The title they went with Medicare and Medicaid Programs; Calendar Year 2026 Home Health Prospective Payment System (HH PPS) Rate Update; Requirements for the HH Quality Reporting Program and the HH Value-Based Purchasing Expanded Model; Durable Medical Equipment, Prosthetics, Orthotics, and Supplies (DMEPOS) Competitive Bidding Program Updates; DMEPOS Accreditation Requirements; Provider Enrollment; and Other Medicare and Medicaid Policies Noisy translates that to

Medicare proposes to tie home care payments to patient results and tighten medical equipment rules


The Centers for Medicare & Medicaid Services has proposed new rules for how it pays home health agencies and suppliers of medical equipment. These changes aim to link payments more closely to patient outcomes and reduce costs for certain supplies.

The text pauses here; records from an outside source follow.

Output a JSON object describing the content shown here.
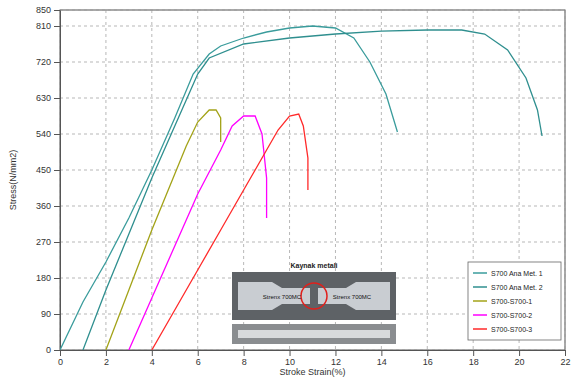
{
  "chart_data": {
    "type": "line",
    "x_label": "Stroke Strain(%)",
    "y_label": "Stress(N/mm2)",
    "xlim": [
      0,
      22
    ],
    "xticks": [
      0,
      2,
      4,
      6,
      8,
      10,
      12,
      14,
      16,
      18,
      20,
      22
    ],
    "ylim": [
      0,
      850
    ],
    "yticks": [
      0,
      90,
      180,
      270,
      360,
      450,
      540,
      630,
      720,
      810,
      850
    ],
    "grid": true,
    "legend": "right",
    "annotations": [
      "Kaynak metali",
      "Strenx 700MC",
      "Strenx 700MC"
    ],
    "series": [
      {
        "name": "S700 Ana Met. 1",
        "color": "#3a9c9c",
        "x": [
          0,
          1,
          2,
          3,
          4,
          5,
          5.8,
          6.5,
          7,
          8,
          9,
          10,
          11,
          12,
          12.8,
          13.5,
          14.2,
          14.7
        ],
        "values": [
          0,
          120,
          220,
          330,
          450,
          580,
          690,
          740,
          760,
          780,
          795,
          805,
          810,
          805,
          780,
          720,
          640,
          545
        ]
      },
      {
        "name": "S700 Ana Met. 2",
        "color": "#2f8f8f",
        "x": [
          1,
          2,
          3,
          4,
          5,
          6,
          6.5,
          8,
          10,
          12,
          14,
          16,
          17.5,
          18.5,
          19.5,
          20.3,
          20.8,
          21
        ],
        "values": [
          0,
          150,
          290,
          430,
          560,
          690,
          730,
          765,
          780,
          790,
          797,
          800,
          800,
          790,
          750,
          680,
          600,
          535
        ]
      },
      {
        "name": "S700-S700-1",
        "color": "#a3a318",
        "x": [
          2,
          3,
          4,
          5,
          5.5,
          6,
          6.5,
          6.8,
          7,
          7
        ],
        "values": [
          0,
          150,
          300,
          440,
          510,
          570,
          600,
          600,
          580,
          520
        ]
      },
      {
        "name": "S700-S700-2",
        "color": "#ff00ff",
        "x": [
          3,
          4,
          5,
          6,
          7,
          7.5,
          8,
          8.5,
          8.8,
          9,
          9
        ],
        "values": [
          0,
          130,
          260,
          390,
          500,
          560,
          585,
          585,
          540,
          430,
          330
        ]
      },
      {
        "name": "S700-S700-3",
        "color": "#ff2a2a",
        "x": [
          4,
          5,
          6,
          7,
          8,
          9,
          9.5,
          10,
          10.4,
          10.6,
          10.8,
          10.8
        ],
        "values": [
          0,
          100,
          200,
          300,
          400,
          500,
          550,
          585,
          590,
          560,
          480,
          400
        ]
      }
    ]
  }
}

Medicare wants to get more value for its spending on home health care and medical equipment. This means home health agencies will need to focus more on patient results to get paid, and medical equipment suppliers will face tougher competition to sell their products. This is part of a long-term shift by Medicare to pay for value, not just volume.
Watch whether home health agencies report better patient outcomes, or if smaller agencies struggle to meet the new quality and payment demands once the rules are final.